Скверные истории Пети Камнева - Николай Климонтович 9 стр.


На этом фото была изображена осень на Воробьевых горах, листья в лужах на тротуаре, скособоченная благодаря выбранному ракурсу церквушка, святящая сквозь голые ветви, а на переднем плане слева – детская коляска, от которой отвернулась женщина, в попытке спрятать от ветра лицо за поднятым воротником развевающегося пальто.

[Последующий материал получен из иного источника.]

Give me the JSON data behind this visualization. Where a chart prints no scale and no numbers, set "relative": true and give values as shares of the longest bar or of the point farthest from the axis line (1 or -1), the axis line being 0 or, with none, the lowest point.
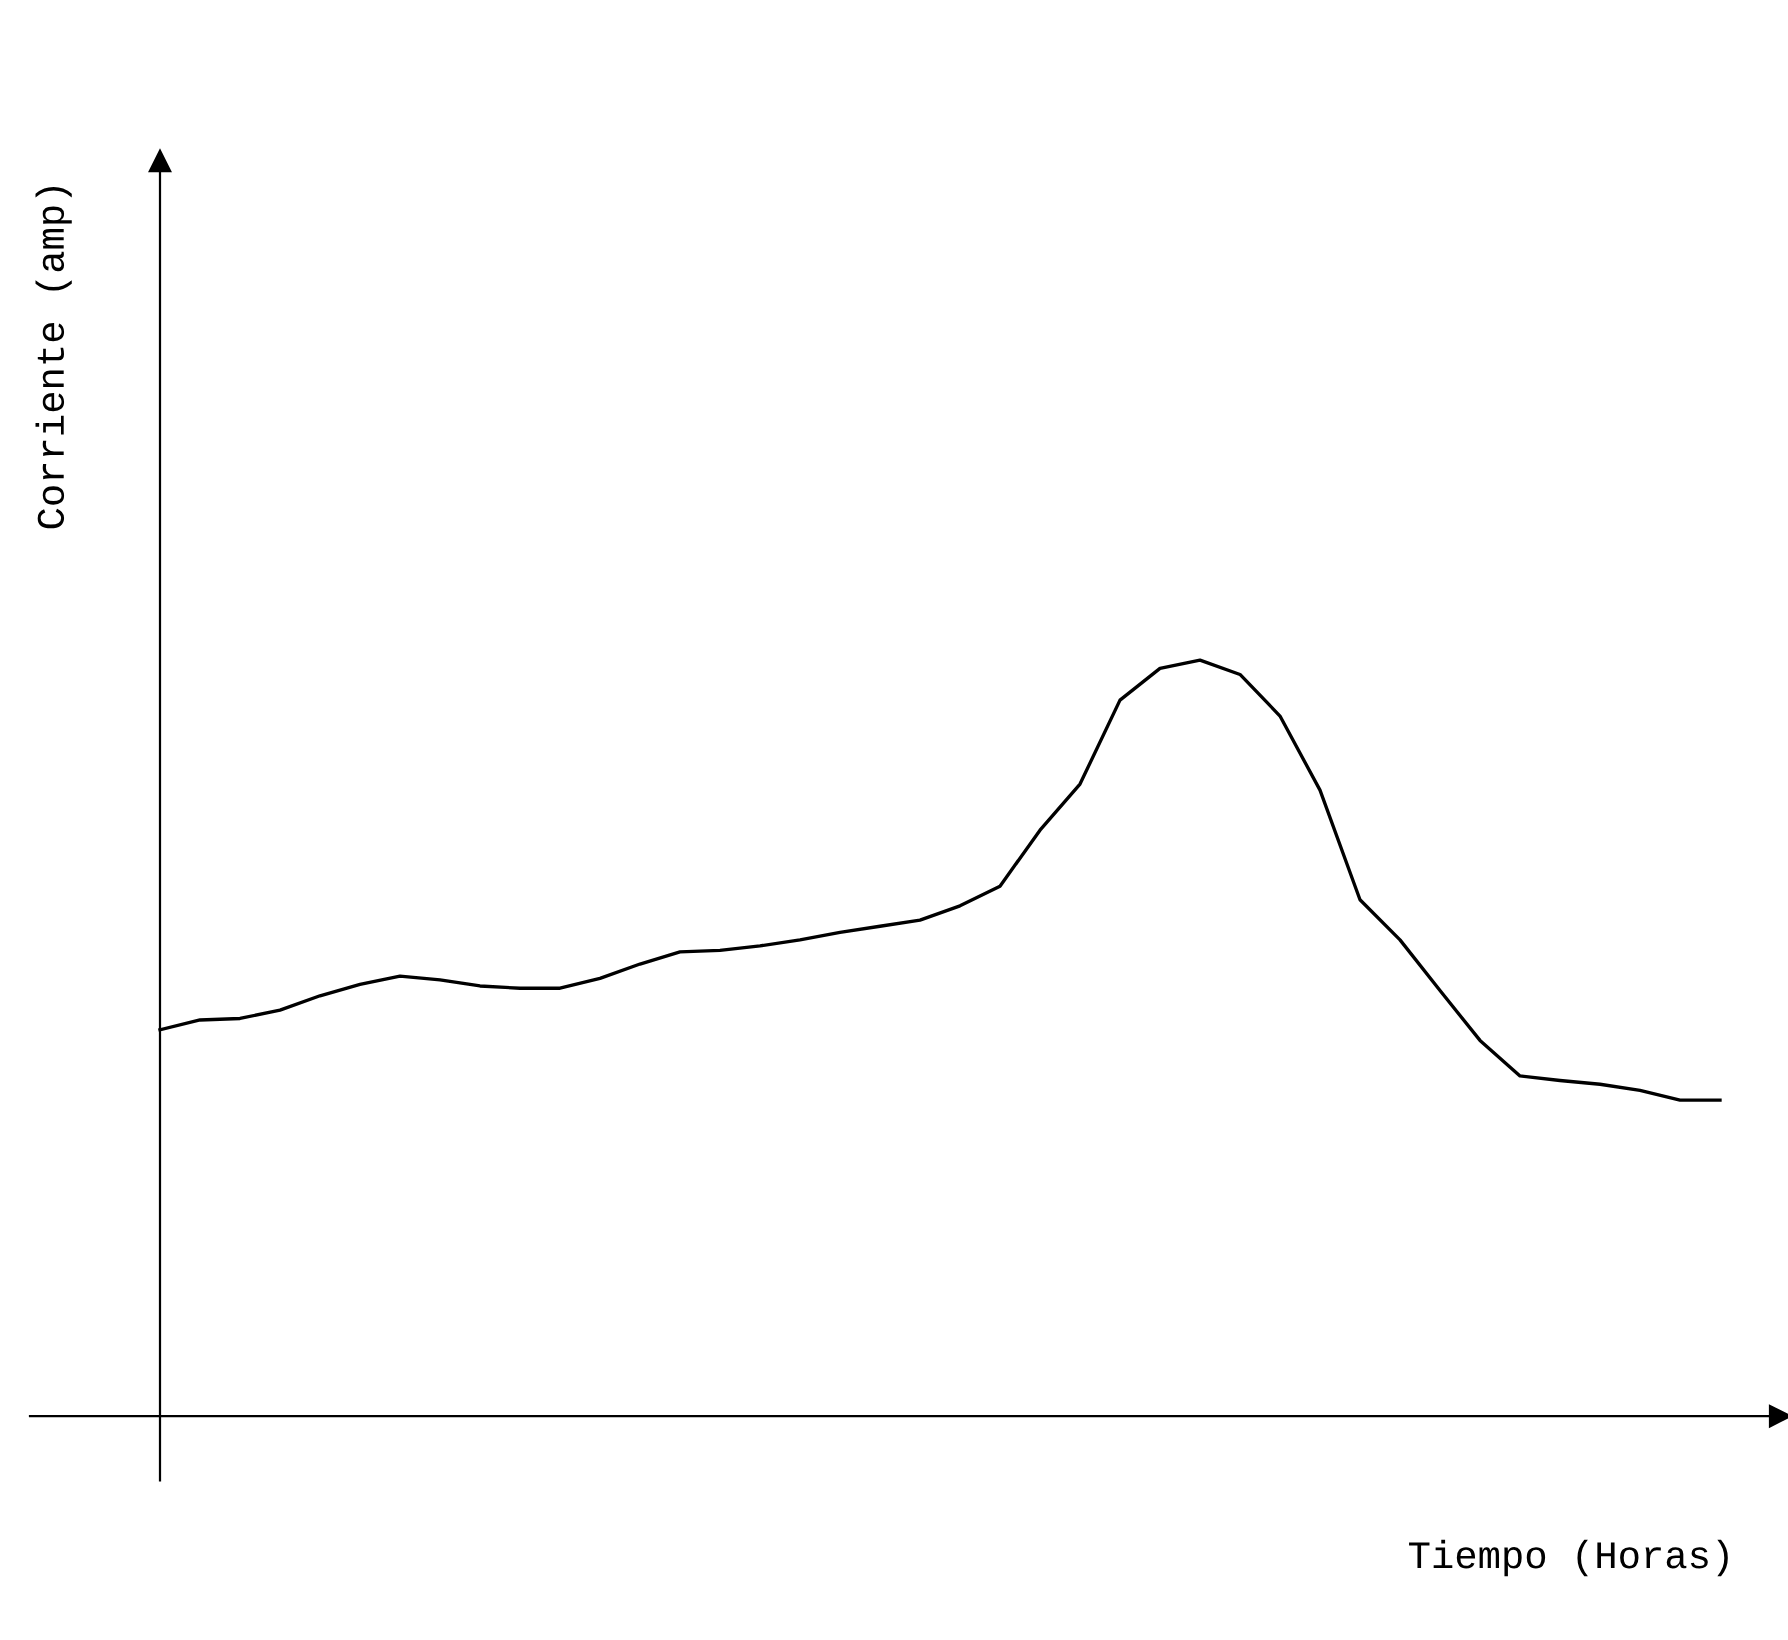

Этот лирический, хоть и тревожный снимок, кажется, вполне отражает романтический настрой раннего Пети. Во всяком случае, так и не дописанная повесть называлась Осенний пейзаж с церковью и детской коляской. Кажется, посвящена она была еще не состоявшемуся, по сути, роману с Мяйле, то есть являлась лирической исповедью по неостывшим следам. Но скорее это было как бы развернутое любовное послание, поскольку к героине повести герой-рассказчик обращался на

ты. Когда я получил доступ к архиву Пети, который предоставила в мое распоряжение Лиза, я не нашел эти две большие тетрадки, похожие на гроссбухи, исписанные невозможным Петиным почерком, которые когда-то он мне показывал, грозясь повесть дописать. Возможно, они пропали на обыске, а может быть, Петя сам их выкинул: он в последние годы выбрасывал свои многочисленные незаконченные рукописи, окончательно изверившись в своем писательском призвании и спокойно констатируя, что все, что останется после него, никому не будет нужно.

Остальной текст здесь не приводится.